Per oltre cinquant'anni giornalisti, politici, responsabili di musei e altre figure professionali hanno cercato di lavorare sul rapporto tra la ricerca scientifica e la sua audience, cercando di migliorare la “comprensione pubblica della scienza”. Una locuzione quanto mai inafferrabile: non c'è infatti un consenso diffuso né sugli obiettivi della comunicazione scientifica, né sulle caratteristiche di questa famigerata comprensione.
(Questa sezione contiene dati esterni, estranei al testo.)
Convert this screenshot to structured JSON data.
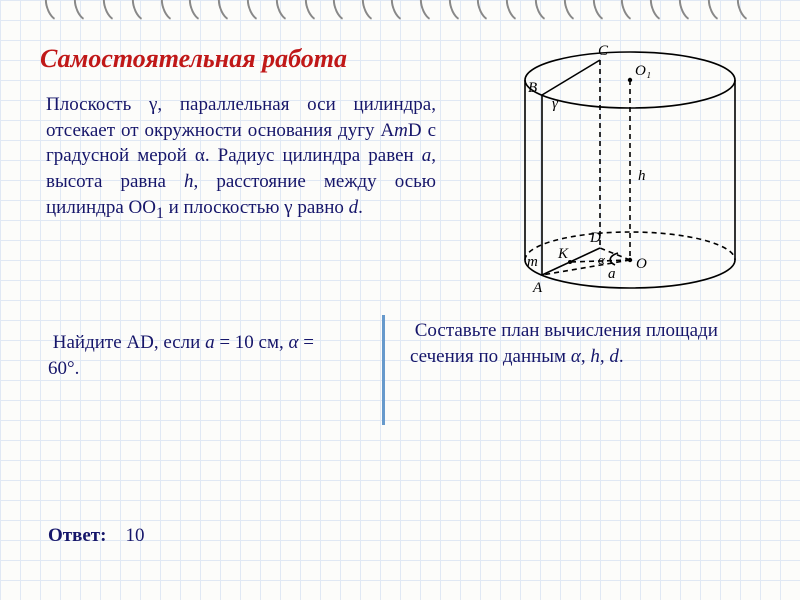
{
  "title": {
    "text": "Самостоятельная работа",
    "color": "#c01818",
    "fontsize": 26,
    "fontstyle": "italic",
    "fontweight": "bold"
  },
  "body": {
    "text_color": "#16166a",
    "fontsize": 19,
    "main_paragraph_html": "Плоскость γ, параллельная оси цилиндра, отсекает от окружности основания дугу A<i>m</i>D с градусной мерой α. Радиус цилиндра равен <i>a</i>, высота равна <i>h</i>, расстояние между осью цилиндра OO<sub>1</sub> и плоскостью γ равно <i>d</i>.",
    "task_left_html": " Найдите AD, если <i>a</i> = 10 см, <i>α</i> = 60°.",
    "task_right_html": " Составьте план вычисления площади сечения по данным <i>α</i>, <i>h</i>, <i>d</i>.",
    "answer_label": "Ответ:",
    "answer_value": "10"
  },
  "diagram": {
    "labels": {
      "A": "A",
      "B": "B",
      "C": "C",
      "D": "D",
      "O": "O",
      "O1": "O₁",
      "K": "K",
      "gamma": "γ",
      "h": "h",
      "a": "a",
      "m": "m",
      "alpha": "α"
    },
    "stroke": "#000000",
    "stroke_width": 1.6,
    "dash": "5,4",
    "label_fontsize": 15,
    "label_fontstyle_main": "italic",
    "label_fontstyle_points": "normal"
  },
  "layout": {
    "grid_color": "#e0e8f4",
    "grid_size": 20,
    "background": "#fcfcfa",
    "divider_color": "#6699cc"
  }
}
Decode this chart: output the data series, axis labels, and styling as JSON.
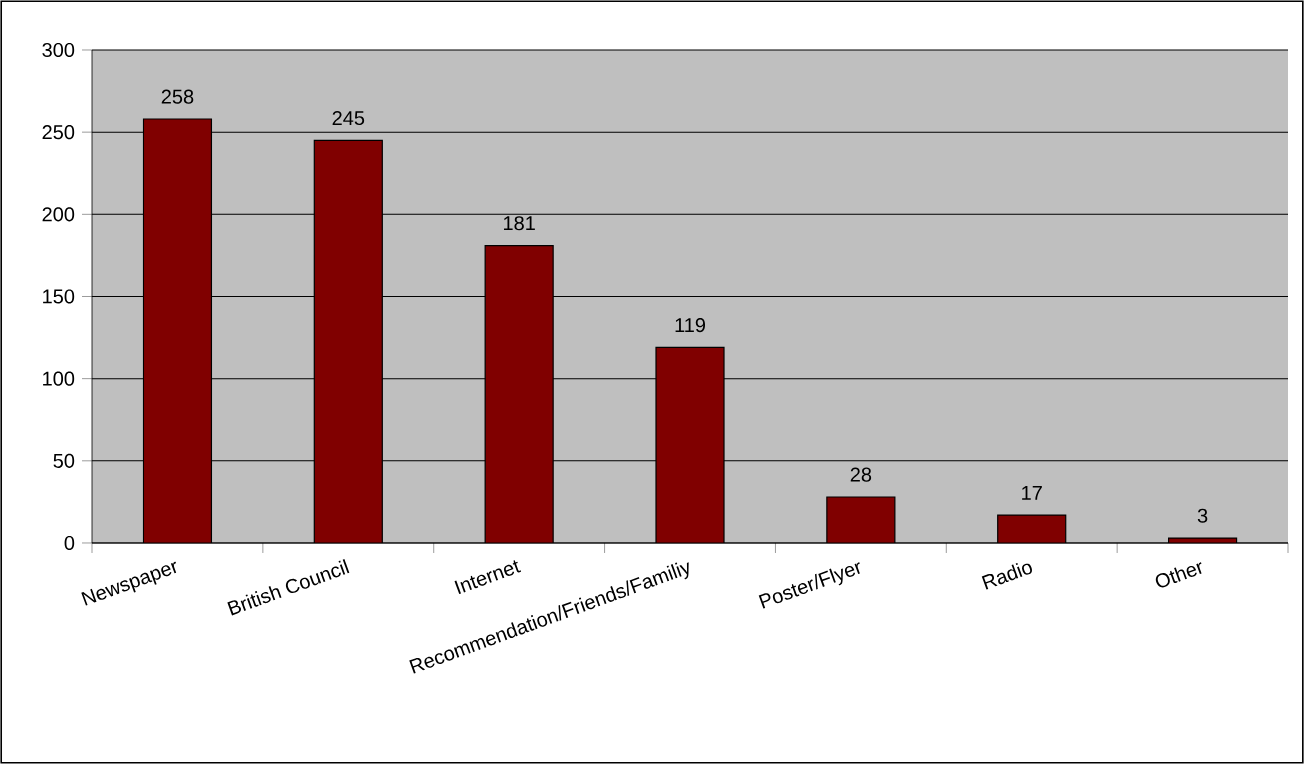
{
  "chart_data": {
    "type": "bar",
    "categories": [
      "Newspaper",
      "British Council",
      "Internet",
      "Recommendation/Friends/Familiy",
      "Poster/Flyer",
      "Radio",
      "Other"
    ],
    "values": [
      258,
      245,
      181,
      119,
      28,
      17,
      3
    ],
    "color": "#800000",
    "ylim": [
      0,
      300
    ],
    "yticks": [
      0,
      50,
      100,
      150,
      200,
      250,
      300
    ],
    "grid": "y",
    "data_labels": true
  }
}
Per tal motivo, molti esperti hanno indagato i diversi aspetti del tema, andando in cerca di una definizione utile anche dal punto di vista operativo.
Un primo paradigma di divulgazione scientifica, storicamente parlando, è quello sviluppatosi con il nome di «deficit model»: espressione che mette in evidenza come il pubblico venga considerato culturalmente inferiore all'élite degli addetti al settore, che si deve pertanto assumere il compito di riempire il vuoto lasciato dall'apprendimento tradizionale.
Si è quindi passati a schemi più complessi, che tenessero in considerazione sia il contesto in cui la comunicazione avviene, sia il patrimonio di conoscenze in possesso delle popolazioni locali oggetto
(si badi – non semplici destinatarie) del processo.
Ma come si traduce, nel nostro Paese, questo coinvolgimento diretto del grande pubblico? Gli ultimi
casi italiani non depongono bene: quello della
fecondazione eterologa è, nella sua attualità, paradigmatico. La famigerata legge 40 ("Norme in
materia di procreazione medicalmente assistita"), approvata il 19 febbraio 2004 da un Parlamento a
maggioranza conservatrice, è stata praticamente smantellata, punto per punto, dalle sentenze della
Corte Costituzionale, un organismo che non rispecchia la volontà popolare.